Cet ouvrage est le premier document que nous ayons sur l'histoire poétique du grand empereur  ; il ouvre la série des innombrables productions que devait inspirer son souvenir. L'auteur avait l'intention de le diviser en trois livres, qui devaient rouler ; le premier, sur les rapports de Charlemagne avec l'Église et les clercs  ; le second, sur ses guerres  ; le troisième, sur sa vie privée. Nous n'avons conservé que le premier et une partie du second, et nous ne savons pas si l'ouvrage a été jamais achevé. S'il l'a été, on doit regretter très-vivement la perte de ce qui nous manque  ; nous y aurions probablement trouvé pour notre sujet un butin plus riche encore que dans la partie conservée. Toutefois, tel qu'il est, cet opuscule est un des plus précieux que nous puissions consulter, et mérite pour beaucoup de raisons que nous nous y arrêtions quelque peu.

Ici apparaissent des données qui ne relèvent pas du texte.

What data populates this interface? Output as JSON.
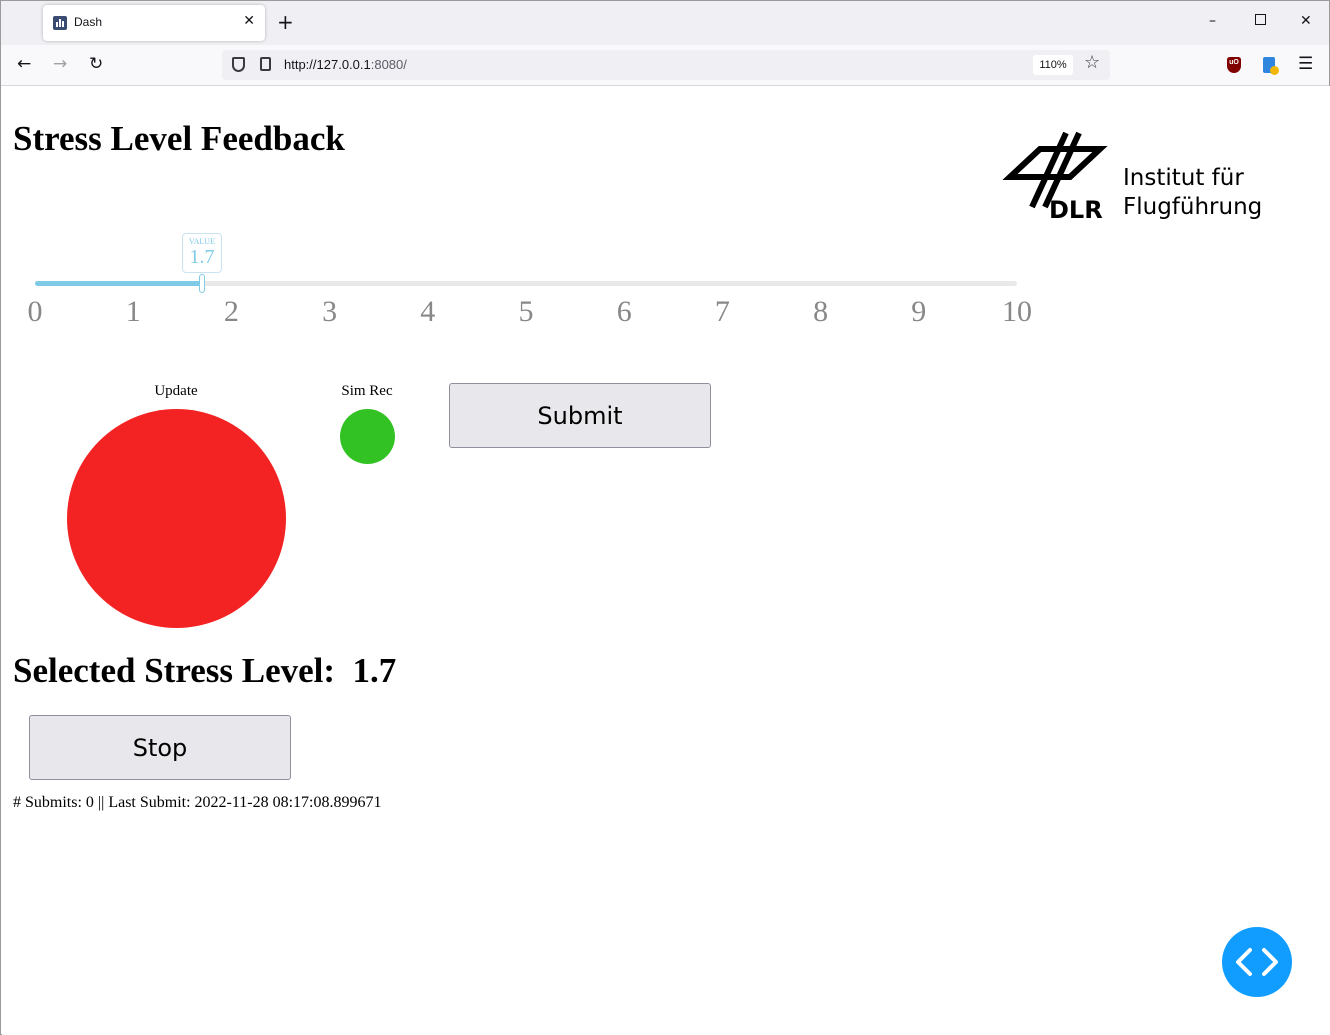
{
  "browser": {
    "tab_title": "Dash",
    "url_scheme_host": "http://127.0.0.1",
    "url_rest": ":8080/",
    "zoom": "110%"
  },
  "page": {
    "title": "Stress Level Feedback",
    "logo": {
      "org_line1": "Institut für",
      "org_line2": "Flugführung",
      "mark_text": "DLR"
    },
    "slider": {
      "tooltip_label": "VALUE",
      "value": 1.7,
      "value_text": "1.7",
      "min": 0,
      "max": 10,
      "ticks": [
        "0",
        "1",
        "2",
        "3",
        "4",
        "5",
        "6",
        "7",
        "8",
        "9",
        "10"
      ]
    },
    "update_label": "Update",
    "sim_rec_label": "Sim Rec",
    "submit_label": "Submit",
    "selected_label": "Selected Stress Level:",
    "selected_value": "1.7",
    "stop_label": "Stop",
    "status_text": "# Submits: 0 || Last Submit: 2022-11-28 08:17:08.899671"
  },
  "colors": {
    "update_led": "#f32323",
    "sim_rec_led": "#32c223",
    "slider_track": "#7fcbe7",
    "debug_button": "#119dff"
  },
  "icons": {
    "back": "arrow-left-icon",
    "forward": "arrow-right-icon",
    "reload": "reload-icon",
    "debug": "code-chevrons-icon"
  }
}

L'auteur, comme nous l'avons dit plus haut, s'appuie sur des récits et non sur des documents écrits; ces récits n'émanent même pas toujours de témoins comme Adalbert ou Werimbert  ; certaines anecdotes n'ont évidemment d'autre base que les souvenirs populaires  ; telle est surtout l'histoire souvent citée du géant Eishere, qui portait sept ou huit Slaves embrochés à sa lance, «  murmurant je ne sais quoi.  »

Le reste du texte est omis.